The impact of failing to prepare was evident when COVID arrived in 2020. Two years earlier, President Donald Trump had eliminated the federal response team tasked with preparing for a pandemic, reportedly as a cost-cutting measure. In the early days of the pandemic, Trump insisted that the virus would “disappear”; he also suggested the possibility of killing it by infusing light or disinfectant into the body.

More than 1 million deaths in the U.S. have been attributed to COVID.

Despite that failure, congressional Republicans are approaching the matter with the same lack of seriousness, focusing instead on conspiracy theories. It is reminiscent of a Trump initiative to find voter fraud following his election in 2016; a commission was convened with great fanfare, but quietly and quickly disbanded after failing to uncover widespread irregularities. It also is akin to efforts in the current Congress to impeach President Joe Biden; after failing to find any “high crimes and misdemeanors,” that effort has largely been abandoned.

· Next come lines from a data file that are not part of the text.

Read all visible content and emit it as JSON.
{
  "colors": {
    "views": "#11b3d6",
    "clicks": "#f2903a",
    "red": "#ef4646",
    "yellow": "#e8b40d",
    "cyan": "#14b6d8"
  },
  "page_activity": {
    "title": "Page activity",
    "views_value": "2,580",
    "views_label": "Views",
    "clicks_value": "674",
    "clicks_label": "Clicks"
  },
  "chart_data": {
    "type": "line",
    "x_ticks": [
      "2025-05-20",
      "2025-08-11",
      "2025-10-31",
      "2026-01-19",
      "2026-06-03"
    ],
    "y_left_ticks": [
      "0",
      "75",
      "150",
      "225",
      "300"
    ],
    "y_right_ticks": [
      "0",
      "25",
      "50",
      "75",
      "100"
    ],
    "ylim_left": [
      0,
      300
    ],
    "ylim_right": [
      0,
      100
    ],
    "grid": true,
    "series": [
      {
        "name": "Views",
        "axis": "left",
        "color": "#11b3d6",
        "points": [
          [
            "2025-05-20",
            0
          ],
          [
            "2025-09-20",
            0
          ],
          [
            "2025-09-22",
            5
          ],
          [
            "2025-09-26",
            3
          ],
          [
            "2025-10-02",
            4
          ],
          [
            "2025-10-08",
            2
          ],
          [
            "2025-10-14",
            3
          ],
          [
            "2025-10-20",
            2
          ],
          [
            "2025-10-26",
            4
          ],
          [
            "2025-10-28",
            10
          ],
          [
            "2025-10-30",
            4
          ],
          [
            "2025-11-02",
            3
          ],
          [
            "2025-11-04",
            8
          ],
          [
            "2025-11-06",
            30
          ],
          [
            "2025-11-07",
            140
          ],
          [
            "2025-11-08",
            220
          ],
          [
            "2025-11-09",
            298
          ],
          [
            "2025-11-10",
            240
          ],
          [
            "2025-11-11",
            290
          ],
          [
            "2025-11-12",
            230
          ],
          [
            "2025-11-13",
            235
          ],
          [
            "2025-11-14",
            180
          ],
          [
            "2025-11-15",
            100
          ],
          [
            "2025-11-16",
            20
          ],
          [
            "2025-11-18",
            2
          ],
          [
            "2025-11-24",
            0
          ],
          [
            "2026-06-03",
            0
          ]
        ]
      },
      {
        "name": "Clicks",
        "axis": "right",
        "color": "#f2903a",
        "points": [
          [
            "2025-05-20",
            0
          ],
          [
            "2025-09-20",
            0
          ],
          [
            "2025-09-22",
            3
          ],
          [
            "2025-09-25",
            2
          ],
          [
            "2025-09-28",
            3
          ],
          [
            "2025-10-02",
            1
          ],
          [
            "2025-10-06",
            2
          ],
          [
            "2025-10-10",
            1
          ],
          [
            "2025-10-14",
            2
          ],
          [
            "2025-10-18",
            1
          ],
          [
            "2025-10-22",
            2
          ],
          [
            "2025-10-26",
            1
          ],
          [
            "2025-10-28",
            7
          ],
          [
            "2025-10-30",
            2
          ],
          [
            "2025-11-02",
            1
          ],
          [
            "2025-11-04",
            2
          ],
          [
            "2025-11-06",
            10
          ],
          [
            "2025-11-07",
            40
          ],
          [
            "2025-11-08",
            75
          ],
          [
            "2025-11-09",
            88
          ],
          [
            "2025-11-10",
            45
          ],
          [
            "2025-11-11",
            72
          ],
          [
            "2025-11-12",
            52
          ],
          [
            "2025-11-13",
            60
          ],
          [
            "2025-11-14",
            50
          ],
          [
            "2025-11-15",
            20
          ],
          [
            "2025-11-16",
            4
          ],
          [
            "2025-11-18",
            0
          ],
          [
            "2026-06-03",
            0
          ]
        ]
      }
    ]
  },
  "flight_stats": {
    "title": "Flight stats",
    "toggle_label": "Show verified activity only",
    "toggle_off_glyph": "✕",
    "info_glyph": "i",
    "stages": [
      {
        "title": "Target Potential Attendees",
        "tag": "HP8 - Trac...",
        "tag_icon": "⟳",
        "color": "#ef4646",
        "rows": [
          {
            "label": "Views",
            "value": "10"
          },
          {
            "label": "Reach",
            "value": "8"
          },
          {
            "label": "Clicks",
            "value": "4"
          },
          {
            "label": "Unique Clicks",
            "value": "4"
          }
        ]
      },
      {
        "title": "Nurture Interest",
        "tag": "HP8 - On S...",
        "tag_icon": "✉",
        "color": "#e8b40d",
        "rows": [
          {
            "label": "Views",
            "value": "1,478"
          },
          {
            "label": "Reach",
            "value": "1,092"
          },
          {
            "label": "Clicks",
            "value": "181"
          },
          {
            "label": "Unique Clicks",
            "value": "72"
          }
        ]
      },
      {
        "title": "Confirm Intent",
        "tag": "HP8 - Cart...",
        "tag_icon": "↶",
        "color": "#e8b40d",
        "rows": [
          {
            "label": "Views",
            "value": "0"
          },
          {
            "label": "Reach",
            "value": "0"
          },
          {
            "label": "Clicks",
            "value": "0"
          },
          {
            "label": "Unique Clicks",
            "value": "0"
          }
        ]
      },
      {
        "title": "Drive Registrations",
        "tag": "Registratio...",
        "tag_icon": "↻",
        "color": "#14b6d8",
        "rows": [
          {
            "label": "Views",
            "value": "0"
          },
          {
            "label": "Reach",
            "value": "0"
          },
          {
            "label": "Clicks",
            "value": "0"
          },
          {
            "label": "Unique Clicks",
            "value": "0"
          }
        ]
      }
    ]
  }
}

Instead of blaming Fauci, investigators should prepare for the next pandemic. As Kizzmekia Corbett, who helped develop a COVID vaccine, wrote for Time magazine: “The federal government needs to change the paradigm that defines our federal research focuses, with an emphasis on being proactive instead of reactive.”

Being proactive means investing in public health, bolstering response mechanisms and giving the public a reason to trust in our institutions and medical professionals. It does not mean engaging in theatrics that distract from the task at hand.